Moshe Orenbuch – Credit Suisse: I think the revenue performance, obviously very strong. Just wondering if you could talk about how you see that progressing, obviously, it sounded the incentives that you were talking about was lower incentives in the current period. So, can we take away from that that you’re actually seeing a better combination if you will of volume coming out of debit, and some of the pricing actions that you’ve taken?
Byron H. Pollitt – CFO: So let me respond to that. First, just to be clear on the incentive piece. A large contributor to the reduction in the incentive guidance going forward and to a certain extent this quarter – when we signed the Chase agreement it restructured how we price, so that as I said in my opening remarks gross fees are coming down along with incentives and it’s largely an offset. So while incentives for the balance of the year are expected to come in in that 16% to 17% range that in on of itself is not a significant contributor to the revenue performance for the balance of the year because we haven’t changed our overall revenue guidance. So, we are well positioned within the low double-digit range. And what we’re seeing underlying that is strong, sustained performance globally. And with two quarters now under our belt and because of our quarter lag, remember that we actually have visibility to three quarters of service revenue. We have a much higher degree of certainty of how the year will flow out. Given the strength we are seeing outside the U.S. good sustained recovery in our U.S. debit business as you pointed out, and particularly as we enter into the April-May-June quarter this will anniversary the Dodd-Frank routing rules, notice I said Dodd-Frank, not Durbin. While debit business in the U.S. has sustained a meaningful loss, particularly in the Interlink, we are pleased with the way that the business – our mitigating strategies have unfolded and the way the business has been recovering over the past several quarters.
Craig Maurer – CLSA: I was wondering if you could address any material pricing differences between Visa, Inc. and Visa Europe that would have to be overcome should the put be exercised. Although I know it doesn’t materially impact your top-line, I was wondering if you could just clarify what’s going on with the cash volumes in Latin America that seem to be off-dramatically?
Byron H. Pollitt – CFO: The pricing approach that Visa Europe pursues is one that still very much based on a bank-owned membership arrangement and so it’s different than what we have here in the United States or for Visa, Inc. globally outside of Europe. Having said that, Visa Europe still must price to be competitive with other competitors like MasterCard in that arena, and so we’ve not done a detailed analysis of what the comparisons are, but there is a presumption that to be competitive you have to price competitively. We consider Visa Europe very competitive in that part of the world. So, don’t really have a comment on that. With regards to the cash volumes in Latin America, don’t have a comment on that either, and so we’ll – that’s one – we’ll have to take a look into and we’d be happy to get back to you through IR.

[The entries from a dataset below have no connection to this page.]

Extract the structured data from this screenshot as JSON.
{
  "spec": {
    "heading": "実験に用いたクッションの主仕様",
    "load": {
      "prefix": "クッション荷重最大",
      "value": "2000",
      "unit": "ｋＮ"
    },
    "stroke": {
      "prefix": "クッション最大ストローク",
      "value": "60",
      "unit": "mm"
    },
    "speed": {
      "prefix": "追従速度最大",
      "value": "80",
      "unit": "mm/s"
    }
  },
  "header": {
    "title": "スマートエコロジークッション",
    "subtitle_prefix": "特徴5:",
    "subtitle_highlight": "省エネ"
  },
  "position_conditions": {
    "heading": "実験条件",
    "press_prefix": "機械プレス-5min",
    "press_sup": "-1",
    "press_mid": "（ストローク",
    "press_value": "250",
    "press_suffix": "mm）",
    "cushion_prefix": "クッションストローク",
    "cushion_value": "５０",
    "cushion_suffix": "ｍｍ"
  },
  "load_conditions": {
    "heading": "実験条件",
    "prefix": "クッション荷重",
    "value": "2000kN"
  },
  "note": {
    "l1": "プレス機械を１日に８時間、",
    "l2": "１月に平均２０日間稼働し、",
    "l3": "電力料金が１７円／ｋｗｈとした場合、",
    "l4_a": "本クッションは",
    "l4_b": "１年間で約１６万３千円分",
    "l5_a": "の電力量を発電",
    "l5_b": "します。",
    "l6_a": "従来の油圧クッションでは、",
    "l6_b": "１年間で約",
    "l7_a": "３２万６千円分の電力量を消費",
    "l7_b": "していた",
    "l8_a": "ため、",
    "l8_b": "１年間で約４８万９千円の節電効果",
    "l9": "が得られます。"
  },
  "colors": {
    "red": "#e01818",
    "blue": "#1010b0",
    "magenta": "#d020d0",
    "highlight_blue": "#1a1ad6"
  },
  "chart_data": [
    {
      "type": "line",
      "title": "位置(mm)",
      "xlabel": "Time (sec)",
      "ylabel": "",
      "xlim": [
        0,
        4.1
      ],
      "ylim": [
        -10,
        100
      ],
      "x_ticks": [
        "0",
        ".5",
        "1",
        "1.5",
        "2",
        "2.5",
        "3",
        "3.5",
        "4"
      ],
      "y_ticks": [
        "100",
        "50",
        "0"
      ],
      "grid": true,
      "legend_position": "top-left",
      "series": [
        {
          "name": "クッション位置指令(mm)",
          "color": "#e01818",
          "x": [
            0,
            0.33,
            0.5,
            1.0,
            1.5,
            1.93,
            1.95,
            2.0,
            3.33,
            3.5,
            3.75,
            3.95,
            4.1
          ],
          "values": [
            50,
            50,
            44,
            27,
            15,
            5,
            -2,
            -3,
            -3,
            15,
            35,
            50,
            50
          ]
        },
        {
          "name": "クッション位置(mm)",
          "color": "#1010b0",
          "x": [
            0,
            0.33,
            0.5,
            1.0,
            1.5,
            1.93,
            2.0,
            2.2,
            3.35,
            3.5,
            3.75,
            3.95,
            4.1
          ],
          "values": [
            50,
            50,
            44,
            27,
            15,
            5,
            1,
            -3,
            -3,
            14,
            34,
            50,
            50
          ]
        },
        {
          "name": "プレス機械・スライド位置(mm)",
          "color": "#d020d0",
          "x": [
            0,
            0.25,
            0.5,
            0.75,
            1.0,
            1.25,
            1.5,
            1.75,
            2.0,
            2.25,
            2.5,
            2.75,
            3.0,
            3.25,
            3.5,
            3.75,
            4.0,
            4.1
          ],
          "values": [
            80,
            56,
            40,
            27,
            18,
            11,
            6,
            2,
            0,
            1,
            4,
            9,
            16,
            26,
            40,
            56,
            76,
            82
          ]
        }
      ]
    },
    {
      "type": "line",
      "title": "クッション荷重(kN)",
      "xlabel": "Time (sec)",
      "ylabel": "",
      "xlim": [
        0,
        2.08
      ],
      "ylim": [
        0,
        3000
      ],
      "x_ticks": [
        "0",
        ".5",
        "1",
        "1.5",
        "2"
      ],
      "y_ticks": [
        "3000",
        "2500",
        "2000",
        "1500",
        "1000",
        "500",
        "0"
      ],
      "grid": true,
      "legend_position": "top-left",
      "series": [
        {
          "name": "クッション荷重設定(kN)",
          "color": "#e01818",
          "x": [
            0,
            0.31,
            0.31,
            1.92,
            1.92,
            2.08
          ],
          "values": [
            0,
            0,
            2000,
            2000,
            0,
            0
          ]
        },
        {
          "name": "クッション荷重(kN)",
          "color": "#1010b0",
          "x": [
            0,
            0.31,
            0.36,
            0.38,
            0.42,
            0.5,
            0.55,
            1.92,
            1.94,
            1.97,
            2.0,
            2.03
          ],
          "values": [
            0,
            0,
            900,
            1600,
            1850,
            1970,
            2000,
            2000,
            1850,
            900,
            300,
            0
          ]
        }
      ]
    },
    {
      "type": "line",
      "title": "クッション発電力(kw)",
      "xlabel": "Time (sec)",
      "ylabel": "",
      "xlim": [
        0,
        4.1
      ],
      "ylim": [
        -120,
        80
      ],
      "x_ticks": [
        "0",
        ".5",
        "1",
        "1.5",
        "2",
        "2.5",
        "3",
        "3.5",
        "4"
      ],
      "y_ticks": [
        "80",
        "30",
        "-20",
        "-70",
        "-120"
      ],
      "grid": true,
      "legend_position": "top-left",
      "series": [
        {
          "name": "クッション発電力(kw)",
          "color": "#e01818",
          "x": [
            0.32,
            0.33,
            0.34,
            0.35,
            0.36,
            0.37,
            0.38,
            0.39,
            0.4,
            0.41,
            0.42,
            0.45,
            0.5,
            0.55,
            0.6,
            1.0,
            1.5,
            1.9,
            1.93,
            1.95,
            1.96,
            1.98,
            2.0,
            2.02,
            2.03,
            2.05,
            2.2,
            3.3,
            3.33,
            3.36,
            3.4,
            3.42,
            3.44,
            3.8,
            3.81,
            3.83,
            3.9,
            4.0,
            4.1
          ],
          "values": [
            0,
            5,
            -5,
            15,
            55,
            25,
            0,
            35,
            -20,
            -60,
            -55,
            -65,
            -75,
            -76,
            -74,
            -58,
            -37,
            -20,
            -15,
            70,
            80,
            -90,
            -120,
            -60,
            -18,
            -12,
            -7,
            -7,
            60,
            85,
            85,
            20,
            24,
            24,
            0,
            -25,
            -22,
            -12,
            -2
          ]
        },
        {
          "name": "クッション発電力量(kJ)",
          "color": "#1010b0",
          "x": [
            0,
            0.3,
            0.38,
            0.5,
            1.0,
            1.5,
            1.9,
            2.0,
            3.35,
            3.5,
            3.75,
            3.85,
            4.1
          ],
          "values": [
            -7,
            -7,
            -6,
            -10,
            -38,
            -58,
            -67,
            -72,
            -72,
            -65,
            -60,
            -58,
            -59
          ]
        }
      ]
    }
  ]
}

Charles W. Scharf – CEO: Let me just add to Byron’s response on Visa Europe. As I said in the remarks, there is a very defined process that we would go through with Visa Europe where we look at the sustainable earnings power of the company, and I would presume a big part of that discussion would be what the sustainable revenue contribution would be as the model evolves, and there is plenty of time through that process to have that discussion with them, if we get to the point.